Saturday, November 4, 2017
Dusable (Hyatt Regency Chicago)

*Names in bold indicate Presenter

Jesse Chandler, Mariel Finucane, Ignacio Martinez, Alexandra Resch and Jeffrey Terziev, Mathematica Policy Research


Measurement and data collection are the foundation of good decision making, but data does not speak for itself. Instead, it must be translated by researchers and practitioners into actionable information. For example, a data-driven school district might consult research on the impact of a new product before they decide whether it is likely to work for their students. They may even collect their own data in a pilot before deciding whether to adopt the product district-wide. The district will then make decisions based on information extracted from these data including descriptive summaries and inferential statistical tests to help decide whether the observed differences are meaningful.

Unfortunately, the same data can lead to different decisions depending on the inferential test that is used and how the results are presented. In this paper we assess how presenting results in different ways can influence the decisions that people make by presenting them with the exact same data described using either a traditional frequentist test of the null hypothesis (default frequentist) and an associated confidence interval, or one kind of alternative Bayesian test that describes study findings in probabilistic terms.

There are many differences between the default frequentist approach and Bayesian methods. One underappreciated difference is that the default frequentist approach is inherently conservative, and that (often impractically) large sample sizes are necessary to provide clear guidance on which alternative should be preferred. Instead, one outcome will often look most promising, but not statistically differ from the others. While scientists can wait for evidence to accumulate before definitively assessing an idea and have good reasons to favor the parsimony of the null hypothesis, practitioners must make the best decision based on the available information, and cannot afford to be indifferent to the alternatives at hand. For this reason, probabilistic statements may be preferable for some policy decisions.
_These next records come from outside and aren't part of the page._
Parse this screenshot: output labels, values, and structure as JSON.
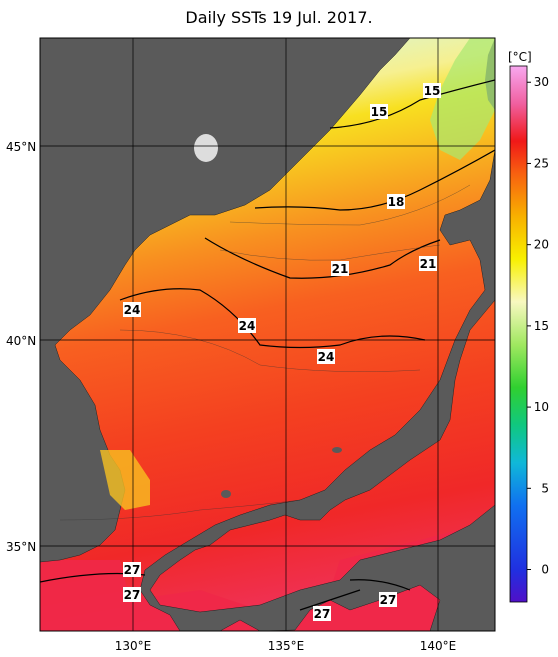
{
  "title": "Daily SSTs 19 Jul. 2017.",
  "axes": {
    "lat_labels": [
      "45°N",
      "40°N",
      "35°N"
    ],
    "lon_labels": [
      "130°E",
      "135°E",
      "140°E"
    ]
  },
  "colorbar": {
    "unit": "[°C]",
    "ticks": [
      "30",
      "25",
      "20",
      "15",
      "10",
      "5",
      "0"
    ],
    "range": [
      -2,
      31
    ]
  },
  "contour_labels": [
    "15",
    "15",
    "18",
    "21",
    "21",
    "24",
    "24",
    "24",
    "27",
    "27",
    "27",
    "27"
  ],
  "colors": {
    "land": "#5a5a5a",
    "grid": "#000000"
  }
}
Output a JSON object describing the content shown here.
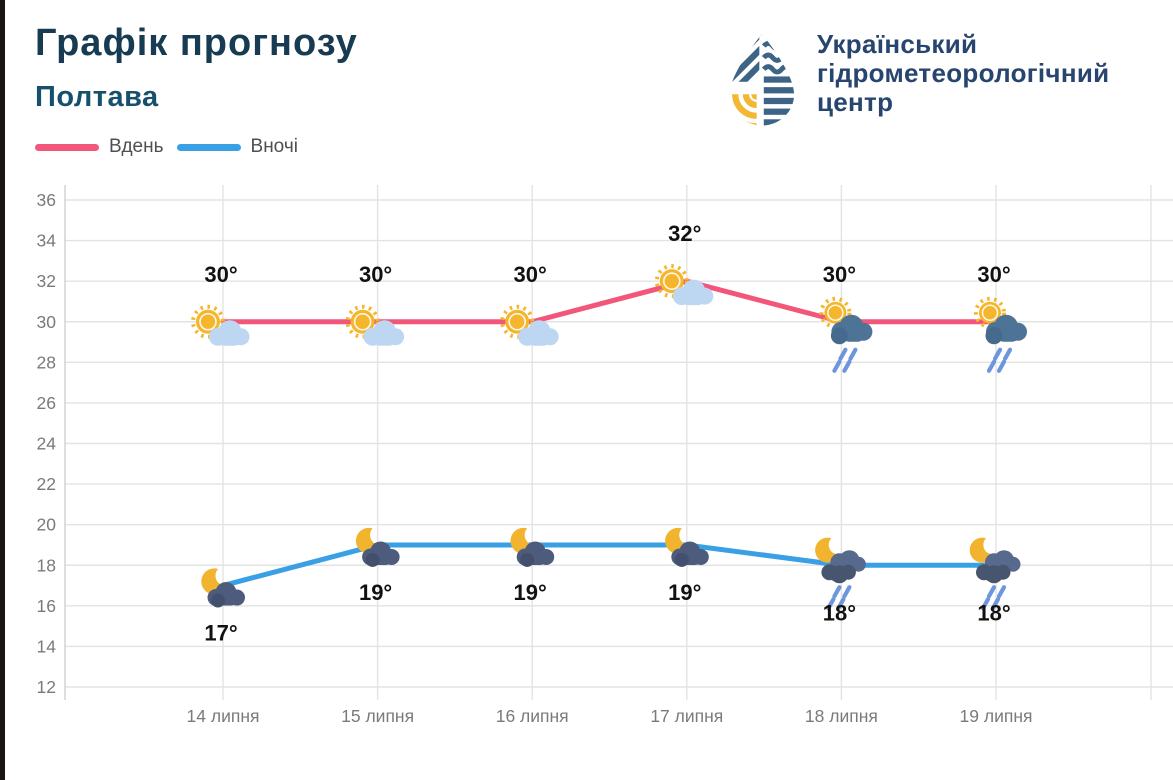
{
  "header": {
    "title": "Графік прогнозу",
    "subtitle": "Полтава"
  },
  "legend": [
    {
      "label": "Вдень",
      "color": "#f2567a"
    },
    {
      "label": "Вночі",
      "color": "#3aa0e6"
    }
  ],
  "logo": {
    "org_name_lines": [
      "Український",
      "гідрометеорологічний",
      "центр"
    ],
    "icon": "uhmc-water-drop-logo",
    "text_color": "#27456e",
    "blue": "#3d6486",
    "yellow": "#f3b733"
  },
  "chart_data": {
    "type": "line",
    "title": "Графік прогнозу — Полтава",
    "categories": [
      "14 липня",
      "15 липня",
      "16 липня",
      "17 липня",
      "18 липня",
      "19 липня"
    ],
    "unit": "°",
    "y_axis": {
      "min": 12,
      "max": 36,
      "step": 2
    },
    "grid": true,
    "legend_position": "top-left",
    "series": [
      {
        "name": "Вдень",
        "color": "#f2567a",
        "values": [
          30,
          30,
          30,
          32,
          30,
          30
        ],
        "icons": [
          "sun-cloud",
          "sun-cloud",
          "sun-cloud",
          "sun-cloud",
          "sun-rain",
          "sun-rain"
        ],
        "label_position": "above"
      },
      {
        "name": "Вночі",
        "color": "#3aa0e6",
        "values": [
          17,
          19,
          19,
          19,
          18,
          18
        ],
        "icons": [
          "moon-cloud",
          "moon-cloud",
          "moon-cloud",
          "moon-cloud",
          "moon-rain",
          "moon-rain"
        ],
        "label_position": "below"
      }
    ],
    "colors": {
      "gridline": "#e3e3e3",
      "axis_line": "#cfcfcf",
      "tick_text": "#7a7a7a",
      "data_label": "#111111"
    }
  }
}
We provide the first evidence that we are aware of that different presentations of the same data lead to different policy decisions. In our initial experiment (conducted on a convenience sample of adult Americans), people are more likely to switch to a new (and superior) educational technology when they see a probabilistic interpretation of the data than when they see the more conventional frequentist interpretation. Probabilistic information also increased decision confidence among those who wished to switch, suggesting that the greater willingness to recommend change reflects a different interpretation of the evidence rather than a lowered evidentiary threshold. Presenting graphs to supplement text increases willingness to adopt the intervention, with no corresponding change to confidence. We then examine how these methods influence the interpretation of evidence of varying degrees of strength.

Understanding how information presentation influences policy choice is important to both practitioners and those who present the information because format choice is not neutral. This paper is not intended to be the final say on whether one form of analysis is “better” than another, but rather to start a discussion about the role of information presentation in supporting good measurement-based decision making.